I’ve just been discovering this myself, but do make sure that you have a very gradual gradient from blue/green to yellow/red, then tweak to taste (maybe after painting adjacent bones in a similar way.)

At first I thought the softness between the red and blue was enough for the weight ‘blending’ but I was wrong - set the weight brush option to around 25% and the opacity to perhaps 50%, and spray away (you can subtract spray strokes too).

In my opinion, a more logical system would be to use grayscale tones, and it could even be used by the colour-blind.

Of course, the rest of the Blender UI would still confuse them…

Wow, Thanks! That was realy helpful. You should consider adding this to the wiki tutorials.

I am new to blender, in fact new to 3d animation. I have been trying to get a smooth movement from the bones deforming a mesh but was getting the all-or-nothing type effect. So it seems like a quick way to get the sort of effect that I was expecting would be to apply a weight to all vertices for a root bone, that way any of the other bones should calculate the weight based on the values from that bone? Rather that painting on two bones for each movement.
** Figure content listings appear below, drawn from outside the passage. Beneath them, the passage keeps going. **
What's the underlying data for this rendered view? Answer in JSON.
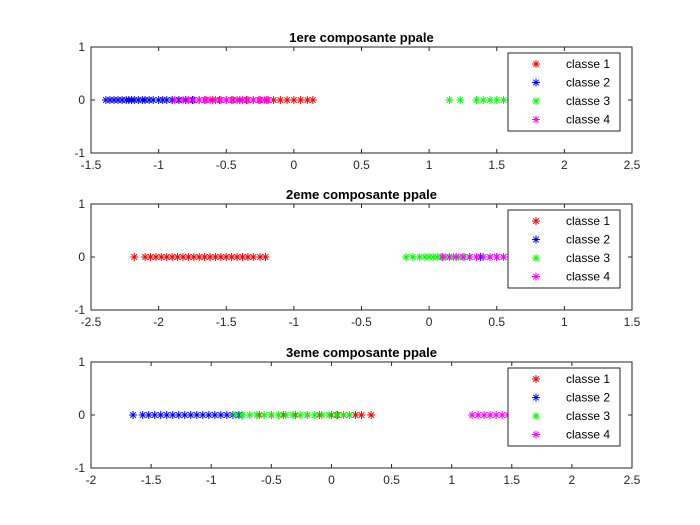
{
  "chart_data": [
    {
      "type": "scatter",
      "title": "1ere composante ppale",
      "xlim": [
        -1.5,
        2.5
      ],
      "ylim": [
        -1,
        1
      ],
      "xticks": [
        "-1.5",
        "-1",
        "-0.5",
        "0",
        "0.5",
        "1",
        "1.5",
        "2",
        "2.5"
      ],
      "yticks": [
        "1",
        "0",
        "-1"
      ],
      "legend_position": "top-right",
      "series": [
        {
          "name": "classe 1",
          "color": "#ff0000",
          "marker": "asterisk",
          "x": [
            -0.9,
            -0.85,
            -0.8,
            -0.75,
            -0.7,
            -0.65,
            -0.6,
            -0.55,
            -0.5,
            -0.45,
            -0.4,
            -0.35,
            -0.3,
            -0.25,
            -0.2,
            -0.15,
            -0.1,
            -0.05,
            0.0,
            0.05,
            0.1,
            0.14
          ]
        },
        {
          "name": "classe 2",
          "color": "#0000ff",
          "marker": "asterisk",
          "x": [
            -1.39,
            -1.36,
            -1.33,
            -1.3,
            -1.27,
            -1.24,
            -1.22,
            -1.2,
            -1.18,
            -1.15,
            -1.12,
            -1.1,
            -1.07,
            -1.04,
            -1.0,
            -0.97,
            -0.94,
            -0.9,
            -0.85,
            -0.8,
            -0.75
          ]
        },
        {
          "name": "classe 3",
          "color": "#00ff00",
          "marker": "asterisk",
          "x": [
            1.15,
            1.23,
            1.35,
            1.4,
            1.45,
            1.5,
            1.55,
            1.6,
            1.65,
            1.7,
            1.75,
            1.8,
            1.85,
            1.9,
            1.95,
            2.0,
            2.05
          ]
        },
        {
          "name": "classe 4",
          "color": "#ff00ff",
          "marker": "asterisk",
          "x": [
            -0.88,
            -0.82,
            -0.78,
            -0.74,
            -0.7,
            -0.66,
            -0.62,
            -0.58,
            -0.54,
            -0.5,
            -0.46,
            -0.42,
            -0.38,
            -0.34,
            -0.3,
            -0.26,
            -0.22,
            -0.19
          ]
        }
      ]
    },
    {
      "type": "scatter",
      "title": "2eme composante ppale",
      "xlim": [
        -2.5,
        1.5
      ],
      "ylim": [
        -1,
        1
      ],
      "xticks": [
        "-2.5",
        "-2",
        "-1.5",
        "-1",
        "-0.5",
        "0",
        "0.5",
        "1",
        "1.5"
      ],
      "yticks": [
        "1",
        "0",
        "-1"
      ],
      "legend_position": "top-right",
      "series": [
        {
          "name": "classe 1",
          "color": "#ff0000",
          "marker": "asterisk",
          "x": [
            -2.18,
            -2.1,
            -2.06,
            -2.02,
            -1.98,
            -1.94,
            -1.9,
            -1.86,
            -1.82,
            -1.78,
            -1.74,
            -1.7,
            -1.66,
            -1.62,
            -1.58,
            -1.54,
            -1.5,
            -1.46,
            -1.42,
            -1.38,
            -1.34,
            -1.3,
            -1.25,
            -1.21
          ]
        },
        {
          "name": "classe 2",
          "color": "#0000ff",
          "marker": "asterisk",
          "x": [
            0.3,
            0.38,
            0.45,
            0.5,
            0.55,
            0.6,
            0.65,
            0.7,
            0.75,
            0.8,
            0.85,
            0.9
          ]
        },
        {
          "name": "classe 3",
          "color": "#00ff00",
          "marker": "asterisk",
          "x": [
            -0.17,
            -0.12,
            -0.07,
            -0.03,
            0.0,
            0.03,
            0.06,
            0.09,
            0.12,
            0.15,
            0.18,
            0.22,
            0.26,
            0.3,
            0.35,
            0.4
          ]
        },
        {
          "name": "classe 4",
          "color": "#ff00ff",
          "marker": "asterisk",
          "x": [
            0.1,
            0.15,
            0.2,
            0.25,
            0.3,
            0.35,
            0.4,
            0.45,
            0.5,
            0.55,
            0.6,
            0.65,
            0.7,
            0.75
          ]
        }
      ]
    },
    {
      "type": "scatter",
      "title": "3eme composante ppale",
      "xlim": [
        -2,
        2.5
      ],
      "ylim": [
        -1,
        1
      ],
      "xticks": [
        "-2",
        "-1.5",
        "-1",
        "-0.5",
        "0",
        "0.5",
        "1",
        "1.5",
        "2",
        "2.5"
      ],
      "yticks": [
        "1",
        "0",
        "-1"
      ],
      "legend_position": "top-right",
      "series": [
        {
          "name": "classe 1",
          "color": "#ff0000",
          "marker": "asterisk",
          "x": [
            -0.6,
            -0.5,
            -0.4,
            -0.3,
            -0.2,
            -0.1,
            0.0,
            0.05,
            0.1,
            0.15,
            0.2,
            0.25,
            0.33
          ]
        },
        {
          "name": "classe 2",
          "color": "#0000ff",
          "marker": "asterisk",
          "x": [
            -1.65,
            -1.57,
            -1.52,
            -1.47,
            -1.42,
            -1.37,
            -1.32,
            -1.27,
            -1.22,
            -1.17,
            -1.12,
            -1.07,
            -1.02,
            -0.97,
            -0.92,
            -0.87,
            -0.82,
            -0.77
          ]
        },
        {
          "name": "classe 3",
          "color": "#00ff00",
          "marker": "asterisk",
          "x": [
            -0.8,
            -0.74,
            -0.68,
            -0.62,
            -0.56,
            -0.5,
            -0.44,
            -0.38,
            -0.32,
            -0.26,
            -0.2,
            -0.14,
            -0.08,
            -0.02,
            0.04,
            0.1,
            0.15
          ]
        },
        {
          "name": "classe 4",
          "color": "#ff00ff",
          "marker": "asterisk",
          "x": [
            1.17,
            1.22,
            1.27,
            1.32,
            1.37,
            1.42,
            1.47,
            1.52,
            1.57,
            1.62,
            1.67,
            1.72,
            1.77,
            1.82
          ]
        }
      ]
    }
  ]
}
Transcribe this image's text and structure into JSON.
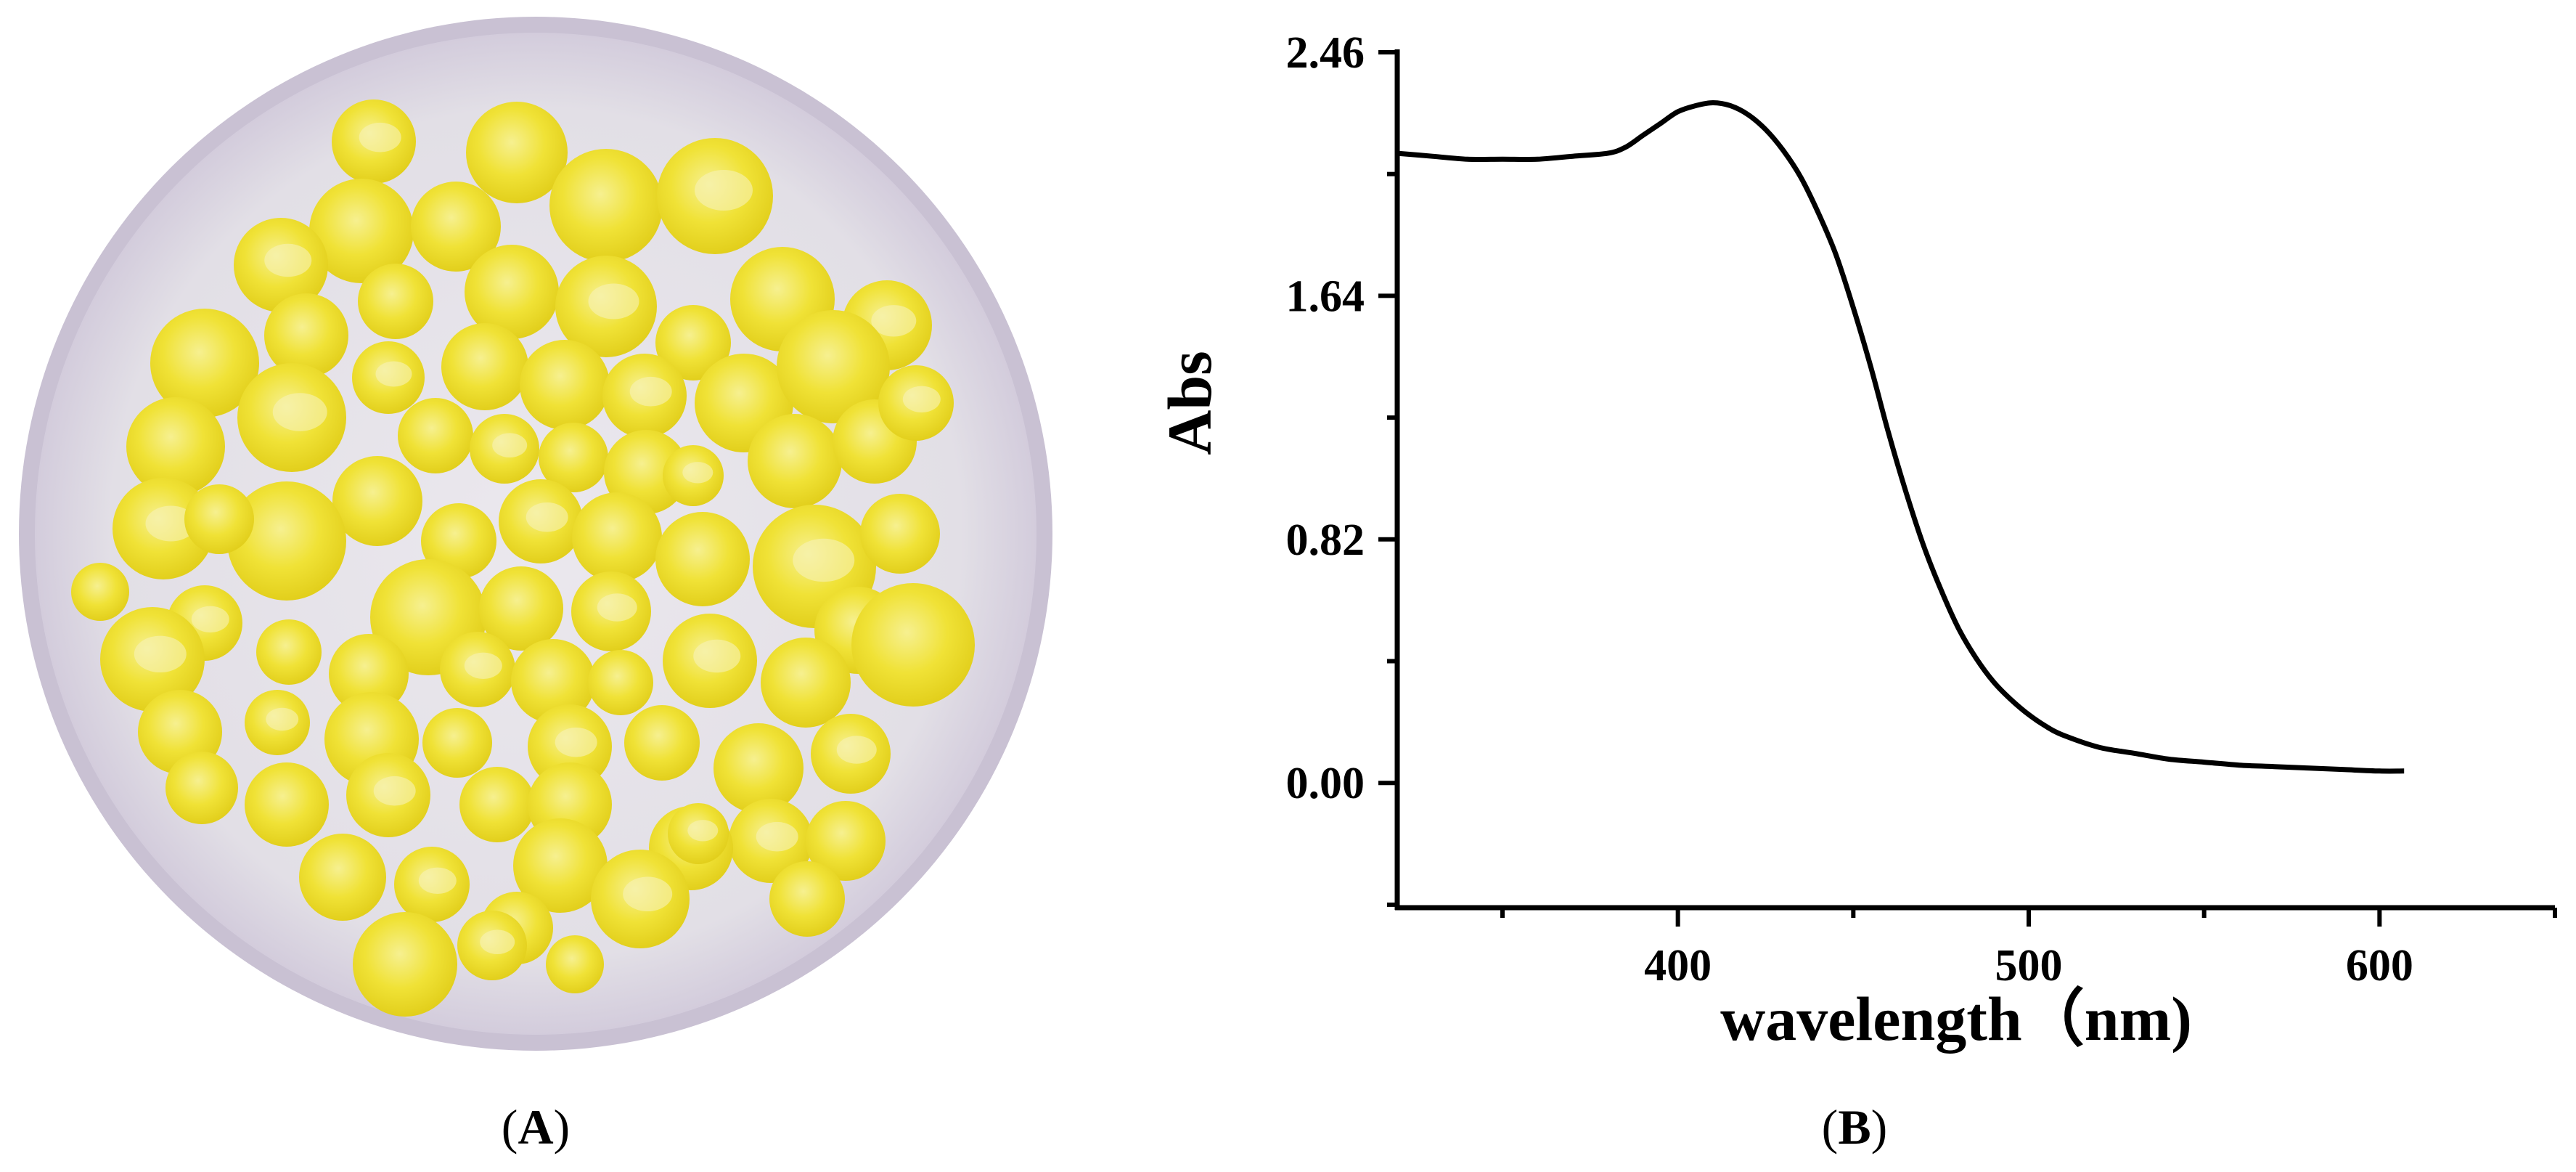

Are there any reason why this approach might not be a good idea?

Thanks very much.

Ben

Using the root bone as a counter-weight is unlikely to deliver desirable results in a typical armature setup. Since the root bone doesn’t move (relative to the rest of the armature), it would have the effect of causing verts to want to remain stationary when another bone is trying to move them. This means, for example, that if you rotate an arm bone 30deg, the arm mesh would only move 15deg. If you only weighted the elbow region, then the elbow mesh would pull away from the arm mesh as the arm bone is rotated.

Weighting is used where two or more bones are intended to influence a shared region of mesh.

Thanks Andy, getting my head around this now! Thanks for clarifying.